Apache Spark Streaming component receives live data streams from input sources such as Kafka, Flume, Kinesis etc. and divides them into batches. The Spark engine processes these input batches and produces the final stream of results in batches.
DStreams, or discretized streams, are high-level abstractions provided in Spark Streaming that represents a continuous stream of data. DStreams can be either created from input sources such as Kafka, Flume or Kinesis; or by applying high-level operations on existing DStreams.
Internally, a DStream is represented by a continuous series of RDDs. Each RDD in a DStream contains data from a certain interval.
StreamingContext object represents the entry point to a Spark streaming application and contains the batch interval for the Spark streaming program and the SparkConf object. The SparkConf object and the batch interval are set when creating a new instance of the StreamingContext object.
Spark Streaming provides two different categories of built-in streaming sources.
Basic Sources - These sources are directly available in the StreamingContext API. Example: file systems and socket connections.
Advanced Sources - These are sources such as Kafka, Flume etc. that are provided in the Spark Streaming library through extra utility classes.
map(func) - map() transformation returns a new distributed dataset from a source dataset formed by passing each element of the source through a function func.
filter() - filter() transformation returns a new distributed dataset from a source dataset formed by selecting the elements of the source on which func returns true.
flatMap() - flatMap() transformation is similar to map() function. In flatMap() each input item can be mapped to 0 or more output items.
union() - union() transformation returns a new dataset that contains the union of the elements in the source dataset and the dataset that is passed as argument to the function.
intersection() - intersection() transformation returns a new distributed dataset that contains the intersection of elements in the source dataset and the dataset that is passed as argument to the function.
distinct() - distinct() transformation returns a new distributed dataset that contains the distinct elements of the source dataset.
groupByKey() - groupByKey(func) transformation called on a dataset of (K, V) pairs and returns a dataset of (K, Iterable
reduceByKey(func) - reduceByKey(func) transformation is called on a dataset of (K, V) pairs, and returns a dataset of (K, V) pairs where the values for each key are aggregated using the given reduce function func.

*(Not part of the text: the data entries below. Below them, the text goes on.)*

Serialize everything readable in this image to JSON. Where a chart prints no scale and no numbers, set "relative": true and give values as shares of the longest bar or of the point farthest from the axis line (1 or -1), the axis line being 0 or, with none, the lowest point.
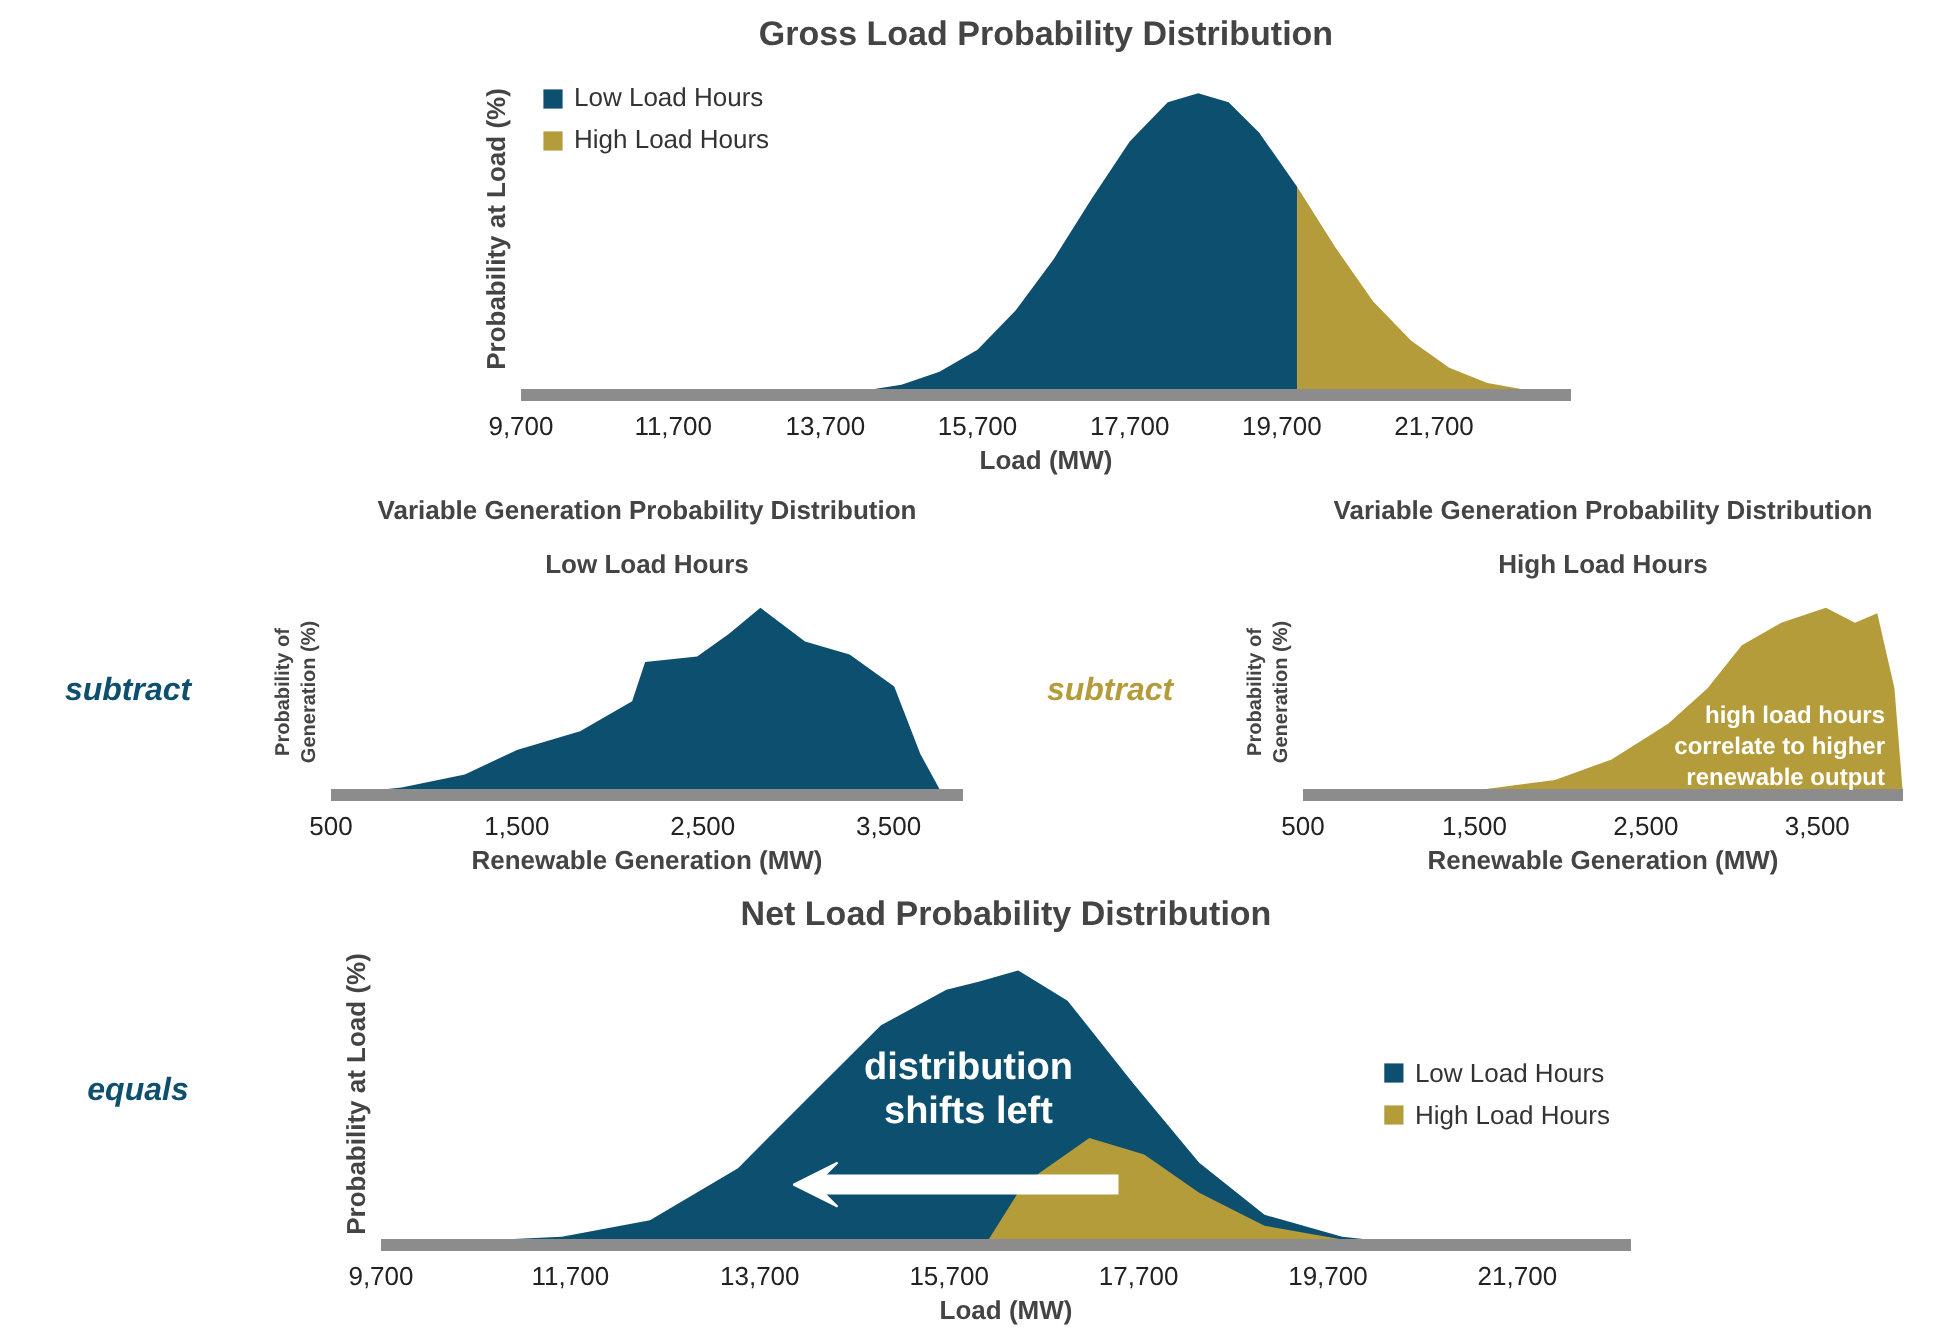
{
  "chart_data": [
    {
      "type": "area",
      "title": "Gross Load Probability Distribution",
      "xlabel": "Load (MW)",
      "ylabel": "Probability at Load (%)",
      "relative": true,
      "tick_labels": "x",
      "legend": "top left",
      "xlim": [
        9700,
        23500
      ],
      "xticks": [
        {
          "value": 9700,
          "label": "9,700"
        },
        {
          "value": 11700,
          "label": "11,700"
        },
        {
          "value": 13700,
          "label": "13,700"
        },
        {
          "value": 15700,
          "label": "15,700"
        },
        {
          "value": 17700,
          "label": "17,700"
        },
        {
          "value": 19700,
          "label": "19,700"
        },
        {
          "value": 21700,
          "label": "21,700"
        }
      ],
      "series": [
        {
          "name": "Low Load Hours",
          "color": "#0d4f6e",
          "x": [
            13700,
            14200,
            14700,
            15200,
            15700,
            16200,
            16700,
            17200,
            17700,
            18200,
            18600,
            19000,
            19400,
            19900
          ],
          "values": [
            0.005,
            0.014,
            0.034,
            0.077,
            0.15,
            0.28,
            0.45,
            0.65,
            0.84,
            0.97,
            1,
            0.97,
            0.87,
            0.69
          ]
        },
        {
          "name": "High Load Hours",
          "color": "#b59c3b",
          "x": [
            19900,
            20400,
            20900,
            21400,
            21900,
            22400,
            22900,
            23400
          ],
          "values": [
            0.69,
            0.49,
            0.31,
            0.18,
            0.09,
            0.04,
            0.017,
            0.005
          ]
        }
      ]
    },
    {
      "type": "area",
      "title": "Variable Generation Probability Distribution",
      "subtitle": "Low Load Hours",
      "xlabel": "Renewable Generation (MW)",
      "ylabel": "Probability of\nGeneration (%)",
      "relative": true,
      "tick_labels": "x",
      "annotations": [
        "subtract"
      ],
      "xlim": [
        500,
        3900
      ],
      "xticks": [
        {
          "value": 500,
          "label": "500"
        },
        {
          "value": 1500,
          "label": "1,500"
        },
        {
          "value": 2500,
          "label": "2,500"
        },
        {
          "value": 3500,
          "label": "3,500"
        }
      ],
      "series": [
        {
          "color": "#0d4f6e",
          "x": [
            500,
            880,
            1220,
            1500,
            1840,
            2120,
            2190,
            2470,
            2640,
            2810,
            3050,
            3290,
            3530,
            3670,
            3780,
            3880
          ],
          "values": [
            0,
            0.04,
            0.11,
            0.24,
            0.34,
            0.5,
            0.71,
            0.74,
            0.86,
            1,
            0.82,
            0.75,
            0.58,
            0.22,
            0.02,
            0
          ]
        }
      ]
    },
    {
      "type": "area",
      "title": "Variable Generation Probability Distribution",
      "subtitle": "High Load Hours",
      "xlabel": "Renewable Generation (MW)",
      "ylabel": "Probability of\nGeneration (%)",
      "relative": true,
      "tick_labels": "x",
      "annotations": [
        "subtract",
        "high load hours correlate to higher renewable output"
      ],
      "xlim": [
        500,
        4000
      ],
      "xticks": [
        {
          "value": 500,
          "label": "500"
        },
        {
          "value": 1500,
          "label": "1,500"
        },
        {
          "value": 2500,
          "label": "2,500"
        },
        {
          "value": 3500,
          "label": "3,500"
        }
      ],
      "series": [
        {
          "color": "#b59c3b",
          "x": [
            500,
            1470,
            1970,
            2300,
            2630,
            2860,
            3060,
            3290,
            3550,
            3720,
            3850,
            3950,
            4000
          ],
          "values": [
            0,
            0.02,
            0.08,
            0.19,
            0.38,
            0.57,
            0.8,
            0.92,
            1,
            0.92,
            0.97,
            0.57,
            0
          ]
        }
      ]
    },
    {
      "type": "area",
      "title": "Net Load Probability Distribution",
      "xlabel": "Load (MW)",
      "ylabel": "Probability at Load (%)",
      "relative": true,
      "tick_labels": "x",
      "legend": "right",
      "annotations": [
        "equals",
        "distribution shifts left"
      ],
      "xlim": [
        9700,
        22900
      ],
      "xticks": [
        {
          "value": 9700,
          "label": "9,700"
        },
        {
          "value": 11700,
          "label": "11,700"
        },
        {
          "value": 13700,
          "label": "13,700"
        },
        {
          "value": 15700,
          "label": "15,700"
        },
        {
          "value": 17700,
          "label": "17,700"
        },
        {
          "value": 19700,
          "label": "19,700"
        },
        {
          "value": 21700,
          "label": "21,700"
        }
      ],
      "series": [
        {
          "name": "Low Load Hours",
          "color": "#0d4f6e",
          "x": [
            9700,
            11610,
            12540,
            13470,
            14280,
            14980,
            15670,
            16020,
            16430,
            16950,
            17640,
            18340,
            19030,
            19850,
            20660
          ],
          "values": [
            0,
            0.03,
            0.09,
            0.28,
            0.56,
            0.8,
            0.93,
            0.96,
            1,
            0.89,
            0.59,
            0.3,
            0.11,
            0.03,
            0
          ]
        },
        {
          "name": "High Load Hours",
          "color": "#b59c3b",
          "x": [
            16080,
            16480,
            17180,
            17760,
            18340,
            19030,
            19850,
            20190
          ],
          "values": [
            0,
            0.22,
            0.39,
            0.33,
            0.19,
            0.07,
            0.02,
            0
          ]
        }
      ]
    }
  ]
}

aggregateByKey(func) - aggregateByKey() transformation is called on a dataset of (K, V) pairs, returns a dataset of (K, U) pairs where the values for each key are aggregated using the given combine functions and a neutral zero value.

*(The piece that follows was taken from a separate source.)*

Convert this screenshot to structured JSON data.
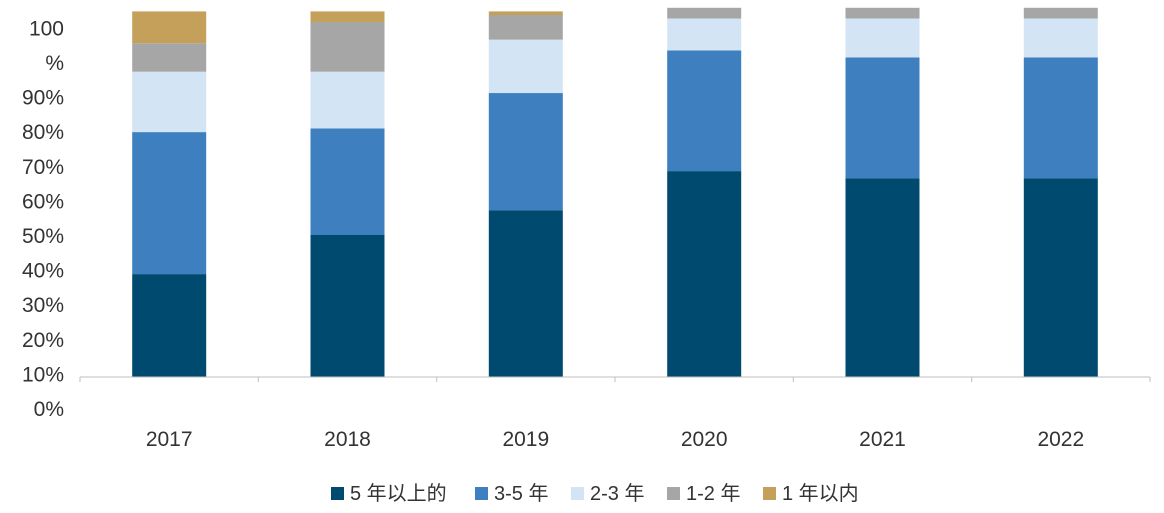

sortByKey() - sortByKey() transformation is called on a dataset of (K, V) pairs which returns a dataset of (K, V) pairs sorted by keys in ascending or descending order, as specified in the boolean ascending argument.
Output operations on DStreams pushes the DStream's data to external systems like a database or a file system. Following are the key operations that can be performed on DStreams.
saveAsTextFiles() - Saves the DStream's data as text file.
saveAsObjectFiles() - Saves the DStreams data as serialized Java objects.
saveAsHadoopFiles() - Saves the DStream's data as Hadoop files.
foreachRDD() - A generic output operator that applies a function, func, to each RDD generated from the DStream.